Trust me: they're nice shoes. a lot of nice shoes. When the teenage antiheroes of The Bling Ring (in limited release June 14, nationwide June 21) first see the shoes--which, in the film and in real life, belong to Paris Hilton, into whose home they've broken--their gasps make sense. They're also mostly spontaneous. Sofia Coppola, who directed and wrote the movie based on the true tale of California kids on a celebrity-burglary spree, didn't let her actors examine Hilton's closet before the cameras were rolling. The result is a moment of shock and awe and, most of all, desire.
"I tried to shoot it in a seductive way, so you saw the allure of these things that they were after," says Coppola. "It's definitely over the top, but I wanted it to be like a candy store--this pretty, colorful stuff."
Coppola adheres to this candy-store ethos throughout The Bling Ring. Her camera acts like a host on QVC, showcasing the glittery trappings of wealth. To compare the film to an infomercial is to do it a disservice, but Coppola says viewers, like her characters, are indeed meant to crave all they see.
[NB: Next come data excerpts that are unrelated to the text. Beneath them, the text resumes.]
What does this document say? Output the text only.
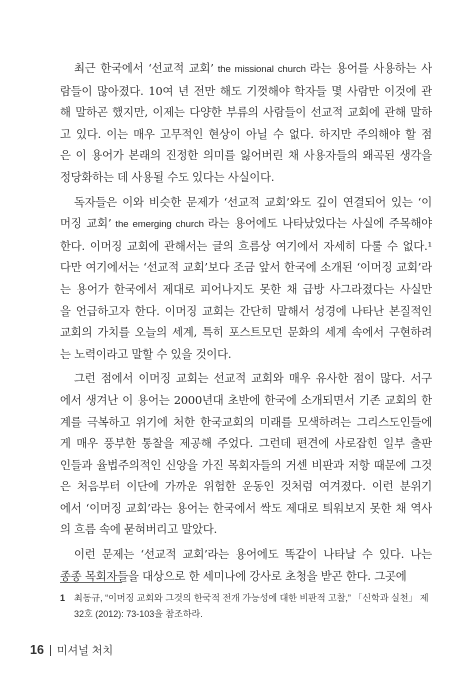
최근 한국에서 ‘선교적 교회’ the missional church 라는 용어를 사용하는 사

람들이 많아졌다. 10여 년 전만 해도 기껏해야 학자들 몇 사람만 이것에 관

해 말하곤 했지만, 이제는 다양한 부류의 사람들이 선교적 교회에 관해 말하

고 있다. 이는 매우 고무적인 현상이 아닐 수 없다. 하지만 주의해야 할 점

은 이 용어가 본래의 진정한 의미를 잃어버린 채 사용자들의 왜곡된 생각을

정당화하는 데 사용될 수도 있다는 사실이다.

독자들은 이와 비슷한 문제가 ‘선교적 교회’와도 깊이 연결되어 있는 ‘이

머징 교회’ the emerging church 라는 용어에도 나타났었다는 사실에 주목해야

한다. 이머징 교회에 관해서는 글의 흐름상 여기에서 자세히 다룰 수 없다.¹

다만 여기에서는 ‘선교적 교회’보다 조금 앞서 한국에 소개된 ‘이머징 교회’라

는 용어가 한국에서 제대로 피어나지도 못한 채 급방 사그라졌다는 사실만

을 언급하고자 한다. 이머징 교회는 간단히 말해서 성경에 나타난 본질적인

교회의 가치를 오늘의 세계, 특히 포스트모던 문화의 세계 속에서 구현하려

는 노력이라고 말할 수 있을 것이다.

그런 점에서 이머징 교회는 선교적 교회와 매우 유사한 점이 많다. 서구

에서 생겨난 이 용어는 2000년대 초반에 한국에 소개되면서 기존 교회의 한

계를 극복하고 위기에 처한 한국교회의 미래를 모색하려는 그리스도인들에

게 매우 풍부한 통찰을 제공해 주었다. 그런데 편견에 사로잡힌 일부 출판

인들과 율법주의적인 신앙을 가진 목회자들의 거센 비판과 저항 때문에 그것

은 처음부터 이단에 가까운 위험한 운동인 것처럼 여겨졌다. 이런 분위기

에서 ‘이머징 교회’라는 용어는 한국에서 싹도 제대로 틔워보지 못한 채 역사

의 흐름 속에 묻혀버리고 말았다.

이런 문제는 ‘선교적 교회’라는 용어에도 똑같이 나타날 수 있다. 나는

종종 목회자들을 대상으로 한 세미나에 강사로 초청을 받곤 한다. 그곳에

1 최동규, “이머징 교회와 그것의 한국적 전개 가능성에 대한 비판적 고찰,” 「신학과 실천」 제
32호 (2012): 73-103을 참조하라.
16 미셔널 처치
This shared, impulsive desire is what makes Coppola's criminals so believable. It's also what ties The Bling Ring to a number of this season's films, chiefly Baz Luhrmann's The Great Gatsby and Harmony Korine's Spring Breakers. While their story lines (Jazz Age seduction, college crime fantasia) couldn't be more different, their visions are united by long, loving looks at stuff, from vintage Tiffany hat pins and celebrity-branded perfume to Hermès handbags, golden bullets and strands of pearls long enough to loop around a neck so many times, you lose count.
Did you find yourself longing for Jay Gatsby's monogrammed floors, his gleaming car, his wardrobe? Luhrmann says that was the point. Just as F. Scott Fitzgerald's hero tries to prove his worth to Daisy via a display à la Cribs, MTV's celebrity-house-tour franchise, Luhrmann says he had to capture Gatsby's belief in stuff's power. For the climax of his demonstration, as Gatsby showers Daisy with beautiful button-downs, that meant creating a "psychedelic snowstorm of shirts."
"Every detail in that house is about him saying, 'Look how rich I am. I am worthy because I have all this stuff,'" Luhrmann says. "We want the audience to go, Look at all of the stuff!" Coppola's mission was much the same: "The whole story I tried to experience with the kids, to get in their minds why they did this, so the audience experiences it with them." Her camera had to love stuff as much as her thieves do.
These aren't the first characters defined by possessions, nor are these the first films to lovingly frame belongings. What's new is the palpable electricity of the reveal. Consider 1995's Clueless, which featured a closet just as extreme as Hilton's but presented as more ridiculous than desirable. Wes Anderson's films are meticulous about objects, but for their aesthetic or sentimental, not monetary, value. Citizen Kane focuses on a man who achieves class status as he acquires stuff--yet the takeaway isn't exactly that Xanadu is full of great decorating ideas.